L'Algérie et ses mystères, l'Algérie et ses secrets. L'Algérie et ses parfums, son soleil, la mer...

A Al Fedjà

                 


Les ruelles sombrent dans l'ombre méridienne.

La Médina alanguie plonge dans la torpeur

Et la moiteur d'un après-midi d'orage,

Qui, sur la ville, a semé ses perles de diamant.

 

De la terre rouge monte une suave vapeur

Envoûtant l'esprit de nuées de bonheur.

Des pas résonnent dans le silence des venelles.

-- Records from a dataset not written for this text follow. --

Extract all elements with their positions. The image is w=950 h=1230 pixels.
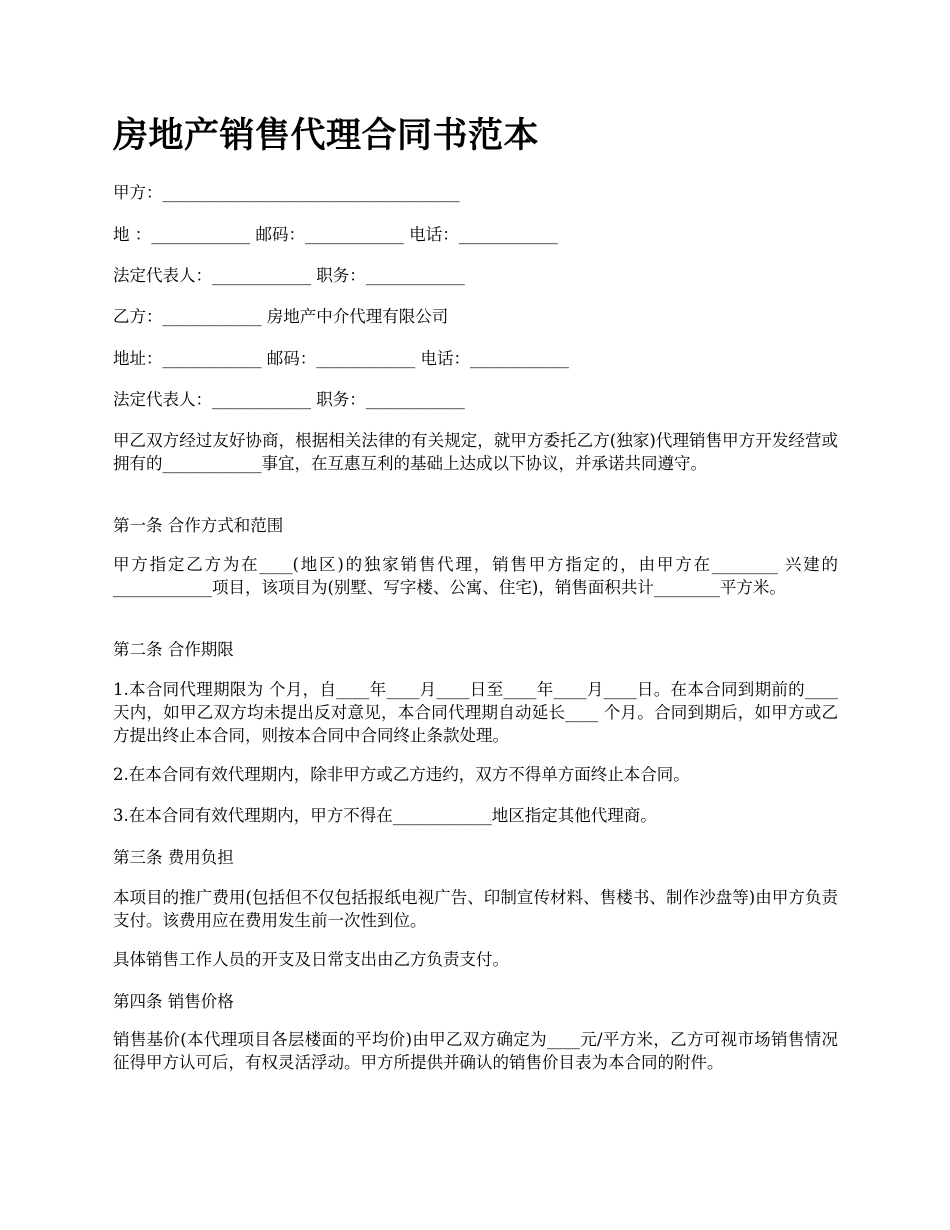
article-4-heading: 第四条 销售价格 xyxy=(113,992,234,1011)
article-1-body: 甲方指定乙方为在____(地区)的独家销售代理，销售甲方指定的，由甲方在________ 兴建的____________项目，该项目为(别墅、写字楼、公寓、住宅)，销售面积共计________平方米。 xyxy=(113,555,838,597)
party-a-name-line: 甲方：____________________________________ xyxy=(113,183,460,202)
party-b-name-line: 乙方：____________ 房地产中介代理有限公司 xyxy=(113,307,449,326)
party-a-representative-line: 法定代表人：____________ 职务：____________ xyxy=(113,266,465,285)
article-3-paragraph-1: 本项目的推广费用(包括但不仅包括报纸电视广告、印制宣传材料、售楼书、制作沙盘等)由甲方负责支付。该费用应在费用发生前一次性到位。 xyxy=(113,888,838,930)
article-2-heading: 第二条 合作期限 xyxy=(113,640,234,659)
article-3-heading: 第三条 费用负担 xyxy=(113,848,234,867)
party-b-representative-line: 法定代表人：____________ 职务：____________ xyxy=(113,390,465,409)
article-2-item-1: 1.本合同代理期限为 个月，自____年____月____日至____年____月____日。在本合同到期前的____天内，如甲乙双方均未提出反对意见，本合同代理期自动延长____ 个月。合同到期后，如甲方或乙方提出终止本合同，则按本合同中合同终止条款处理。 xyxy=(113,680,838,745)
article-1-heading: 第一条 合作方式和范围 xyxy=(113,516,284,535)
document-title: 房地产销售代理合同书范本 xyxy=(113,115,540,156)
intro-paragraph: 甲乙双方经过友好协商，根据相关法律的有关规定，就甲方委托乙方(独家)代理销售甲方开发经营或拥有的____________事宜，在互惠互利的基础上达成以下协议，并承诺共同遵守。 xyxy=(113,431,838,473)
party-b-address-line: 地址：____________ 邮码：____________ 电话：____________ xyxy=(113,349,569,368)
article-4-body: 销售基价(本代理项目各层楼面的平均价)由甲乙双方确定为____元/平方米，乙方可视市场销售情况征得甲方认可后，有权灵活浮动。甲方所提供并确认的销售价目表为本合同的附件。 xyxy=(113,1030,838,1072)
article-2-item-3: 3.在本合同有效代理期内，甲方不得在____________地区指定其他代理商。 xyxy=(113,806,657,825)
article-3-paragraph-2: 具体销售工作人员的开支及日常支出由乙方负责支付。 xyxy=(113,950,509,969)
article-2-item-2: 2.在本合同有效代理期内，除非甲方或乙方违约，双方不得单方面终止本合同。 xyxy=(113,765,690,784)
party-a-address-line: 地 ：____________ 邮码：____________ 电话：____________ xyxy=(113,225,558,244)
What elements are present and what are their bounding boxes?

Des enfants dévalent les escaliers en ribambelle.

 

Une toute jeune femme passe. Du fond de ses yeux noirs,

Elle laisse son mystérieux regard glisser sur l'étranger,

Qui sent sa caresse si palpable à force de vouloir,

Et, de sa démarche chaloupée disparaît sous les orangers.

 

Dans la nuit d'une cour, s'évade d'une guitare une lancinante mélopée.

L'air s'emplit de jasmin, de coriandre et du léger froissement des soieries

Que le souffle venant de la mer fait bouger

Et plaque sur son corps qu'elle ne cherche plus à cacher.

 

Le ciel soudain éclate et le soleil éclabousse le sommet de la rue.

Au bas des escaliers de pierres sèches, danse la mer,

Éblouie de trop de clarté réfléchie par les murs blancs et grenus.

Dans un éclair, la vue se trouble.

A Al Fedjà, on se sent enfin sur terre.